実際、Quarq CinQoの説明動画を見ると、「スィンコ」と発音しているのがわかる。
なにはともあれ、QuarqのCinQoでパワーメーターを導入することになった。
■Power2Max
今回は選択から外したものの、追加でご紹介しておきたいのが、最近出てきたばかりのパワーメーター。
2011年10月から発売されているドイツのPower2Maxである。
加速度センサー内蔵で、マグネット不要でケイデンスを計測するという機能も有する。
チェーンリングを含まずに、スパイダーアームとクランクのみで売られているが、特筆すべきはその価格帯で、チェーンリングを以下一覧とは別途に購入必要だが、それでもQuarqより500ドル以上安くなる。
SRAM S900 | $844 |
ROTOR 3D | $1,149 |
SRM同様、Power2Maxはカラーも選ぶことができ、ホワイトもある。
今回Power2Maxにしなかった理由は、ユーザフォーラム等で以下のデメリットが報告されていたためである。上記で触れた加速度センサーも、ケイデンスの値にタイムラグが出ることを考えると微妙な機能かもしれない。

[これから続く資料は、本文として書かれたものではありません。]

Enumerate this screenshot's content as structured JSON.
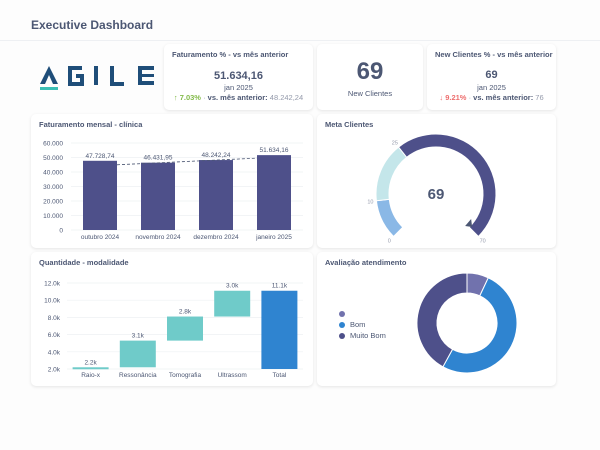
{
  "header": {
    "title": "Executive Dashboard"
  },
  "logo": {
    "text": "AGILE",
    "colors": {
      "primary": "#1f4e79",
      "accent": "#3bbfb5"
    }
  },
  "kpi_faturamento": {
    "title": "Faturamento % - vs mês anterior",
    "value": "51.634,16",
    "period": "jan 2025",
    "change_arrow": "↑",
    "change_pct": "7.03%",
    "separator": "·",
    "compare_label": "vs. mês anterior:",
    "compare_value": "48.242,24"
  },
  "kpi_new_clients": {
    "value": "69",
    "label": "New Clientes"
  },
  "kpi_new_clients_pct": {
    "title": "New Clientes % - vs mês anterior",
    "value": "69",
    "period": "jan 2025",
    "change_arrow": "↓",
    "change_pct": "9.21%",
    "separator": "·",
    "compare_label": "vs. mês anterior:",
    "compare_value": "76"
  },
  "faturamento_chart": {
    "title": "Faturamento mensal - clínica"
  },
  "meta_clientes": {
    "title": "Meta Clientes",
    "value": "69",
    "ticks": [
      "0",
      "10",
      "25",
      "70"
    ]
  },
  "quantidade_chart": {
    "title": "Quantidade - modalidade"
  },
  "avaliacao": {
    "title": "Avaliação atendimento",
    "legend": [
      {
        "label": "",
        "color": "#7172ad"
      },
      {
        "label": "Bom",
        "color": "#2f84d0"
      },
      {
        "label": "Muito Bom",
        "color": "#4e508a"
      }
    ]
  },
  "chart_data": [
    {
      "type": "bar",
      "title": "Faturamento mensal - clínica",
      "categories": [
        "outubro 2024",
        "novembro 2024",
        "dezembro 2024",
        "janeiro 2025"
      ],
      "values": [
        47728.74,
        46431.95,
        48242.24,
        51634.16
      ],
      "labels": [
        "47.728,74",
        "46.431,95",
        "48.242,24",
        "51.634,16"
      ],
      "yticks": [
        "0",
        "10.000",
        "20.000",
        "30.000",
        "40.000",
        "50.000",
        "60.000"
      ],
      "ylim": [
        0,
        60000
      ],
      "color": "#4e508a",
      "trend_line": "dashed",
      "grid": true
    },
    {
      "type": "gauge",
      "title": "Meta Clientes",
      "value": 69,
      "min": 0,
      "max": 70,
      "segments": [
        {
          "from": 0,
          "to": 10,
          "color": "#8ab8e6"
        },
        {
          "from": 10,
          "to": 25,
          "color": "#c4e6ea"
        },
        {
          "from": 25,
          "to": 70,
          "color": "#4e508a"
        }
      ]
    },
    {
      "type": "waterfall",
      "title": "Quantidade - modalidade",
      "categories": [
        "Raio-x",
        "Ressonância",
        "Tomografia",
        "Ultrassom",
        "Total"
      ],
      "values": [
        2.2,
        3.1,
        2.8,
        3.0,
        11.1
      ],
      "labels": [
        "2.2k",
        "3.1k",
        "2.8k",
        "3.0k",
        "11.1k"
      ],
      "yticks": [
        "2.0k",
        "4.0k",
        "6.0k",
        "8.0k",
        "10.0k",
        "12.0k"
      ],
      "ylim": [
        2000,
        12000
      ],
      "colors": {
        "step": "#6fcbc9",
        "total": "#2f84d0"
      }
    },
    {
      "type": "pie",
      "title": "Avaliação atendimento",
      "donut": true,
      "categories": [
        "",
        "Bom",
        "Muito Bom"
      ],
      "values": [
        7,
        51,
        42
      ],
      "colors": [
        "#7172ad",
        "#2f84d0",
        "#4e508a"
      ],
      "legend_position": "left"
    }
  ]
}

・ゼロオフセット(という設定)が自動モードでしかできず、自動が上手く働かない場合に手動で行えない。
・重い。Rotorのスパイダーアームの場合、通常58g、CinQo付きは182g(+124g)だが、Power2Max付きは264g(+206g)
・CinQoよりもかさばっている(例えばTT用のアウターチェーンリングはバッテリーカバーと干渉するため取り付けれない)
・通常走行時にケイデンス表示に3秒のタイムラグが出る(ため、筆者はGarminのマグネット式のものを併用している)
・スロープ値をユーザが自由に変更設定できない(SRMは標準で、QuarqはQalvinというiPhone用オプションで調整可能)
ちなみにQuarqとPower2Maxの精度比較をしているサイトがあるのでご紹介させていただきたい。
power2max vs QUARQ 精度
こちらの結果を見ると、Quarqの精度の高さが伺えるのであった。